All-conference calling services cost at least something to use. This is true even of the services that position themselves as "free." Why is that? With the exception of an entirely VOIP based system (e.g. Skype), all-conference calling services require participants to dial a bridge number. In the situation of services that provide toll-free bridge numbers, a per minute charge is assessed. The lowest rate you can typically get is several cents on a per minute basis typically you'll be paying 5 to 10 per minute. This charge is levied cumulatively. In other words, if there are 5 participants on a 60 minute call, a 300 minute charge will be levied. Some services still charge legacy rates and of 20 or 25 cents a minute and these plans are to be avoided! As mentioned earlier, some services are free with respect to the fact that there is no charge imposed by the provider. However, these offerings do not provide a toll-free number with their free services and as such users will incur normal long-distance charges to participate.

2. Scheduling capability

Services typically fall into one of two general categories.

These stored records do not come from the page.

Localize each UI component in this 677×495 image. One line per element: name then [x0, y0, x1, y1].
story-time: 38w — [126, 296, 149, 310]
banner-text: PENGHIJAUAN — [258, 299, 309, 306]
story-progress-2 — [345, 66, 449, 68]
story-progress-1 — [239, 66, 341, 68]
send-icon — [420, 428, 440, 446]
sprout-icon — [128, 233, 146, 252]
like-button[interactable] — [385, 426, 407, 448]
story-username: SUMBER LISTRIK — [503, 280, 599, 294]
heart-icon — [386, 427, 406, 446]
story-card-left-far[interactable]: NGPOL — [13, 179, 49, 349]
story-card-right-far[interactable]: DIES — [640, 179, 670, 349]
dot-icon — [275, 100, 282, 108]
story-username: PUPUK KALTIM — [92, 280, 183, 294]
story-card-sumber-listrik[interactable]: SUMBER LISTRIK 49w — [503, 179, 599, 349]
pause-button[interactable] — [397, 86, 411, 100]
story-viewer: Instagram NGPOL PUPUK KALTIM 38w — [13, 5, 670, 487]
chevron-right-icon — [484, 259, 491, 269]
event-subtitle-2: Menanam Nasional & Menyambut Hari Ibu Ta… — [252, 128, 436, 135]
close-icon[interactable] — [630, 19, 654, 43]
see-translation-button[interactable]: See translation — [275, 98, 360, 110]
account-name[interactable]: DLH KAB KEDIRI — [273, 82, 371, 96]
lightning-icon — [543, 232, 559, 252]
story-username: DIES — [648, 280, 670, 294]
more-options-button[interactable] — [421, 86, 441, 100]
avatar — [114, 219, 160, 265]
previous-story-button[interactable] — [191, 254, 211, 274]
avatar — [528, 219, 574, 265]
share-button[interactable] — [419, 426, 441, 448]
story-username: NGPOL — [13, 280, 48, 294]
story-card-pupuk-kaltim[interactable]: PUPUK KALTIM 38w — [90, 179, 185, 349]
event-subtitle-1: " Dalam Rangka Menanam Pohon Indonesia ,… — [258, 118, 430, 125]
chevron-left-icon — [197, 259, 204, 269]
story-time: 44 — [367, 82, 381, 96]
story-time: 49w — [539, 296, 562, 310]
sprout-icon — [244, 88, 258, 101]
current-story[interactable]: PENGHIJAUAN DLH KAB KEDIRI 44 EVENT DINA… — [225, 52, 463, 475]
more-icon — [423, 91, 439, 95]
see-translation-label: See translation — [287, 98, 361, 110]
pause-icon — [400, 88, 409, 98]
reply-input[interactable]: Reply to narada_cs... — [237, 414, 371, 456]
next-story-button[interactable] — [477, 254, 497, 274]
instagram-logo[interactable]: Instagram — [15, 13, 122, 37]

Paid and custom corporate services typically provide a scheduling interface which helps the organizer to arrange the conference call. For the services that feature an Outlook integration or similar sort of functionality, a pin code and dial-in bridge can be allocated to the user for situations where the user wants to do her own scheduling. The free offerings typically provide only a pin code and dial-in bridge; the organizer of the teleconference call is responsible for sending individual e-mails and maintaining track of individual responses. At the present time, the sole free conference calling service available in the market featuring both capabilities (scheduling and on-the-fly conferencing) as well as web based response tracking is

3. Archiving and Recording

For many organizations, the ability to store information associated with the call or even the call itself can be quite useful. Some services allow recording of the teleconference call in WAV format, GSM or both formats. Some companies provide this capability for free but generally it is found as a bundled feature of paid teleconferencing services. The audio file is typically retrieved after the conference call is over through a link from the service provider's web site or a link e-mailed to the participants. It is generally not possible to email the audio itself because of capacity constraints. Some services provide the conference agenda to be archived. This capability is obviously not possible with services that simply offer a pin code and dial-in number but can be offered by services that offer scheduling capability insofar as the scheduling template captures the call specific information.

4. Sharing Your Desktop

Sometimes a teleconference is not limited to the audio format. If your business requires sharing of information (e.g. PowerPoint presentations), desktop sharing is a critical component of a successful conference call. Some users choose a best-of-breed approach and use different services for their desktop sharing and conferencing. Increasingly, however, conference calling companies are moving aggressively to bundle desktop sharing functionality into their underlying product. In the case of well-known brands such as GoToMeeting, this is part of a goal to capture both markets. In the case of conferencing calling companies, desktop sharing is being offered as a paid feature to generate added revenue.

5. Personalization

A typical complaint from users of conference calling systems is the need to remember random dial--in bridge numbers and pin-codes. In the last year, confluence of telecom and internet technologies is enabling this problem to be solved. A handful of conference call companies enable users to customize their PIN codes to PIN codes more easily remembered. Some systems also offer access without a pin when calling from a known phone number. Such systems, however, do require user registration in order to enable a matching of the user's phone number.

For most users, the ultimate choice of teleconferencing service will require weighting these (and perhaps other) factors according to your organization's needs. The good news is that the increase of competition in this market is expanding the offerings available to you.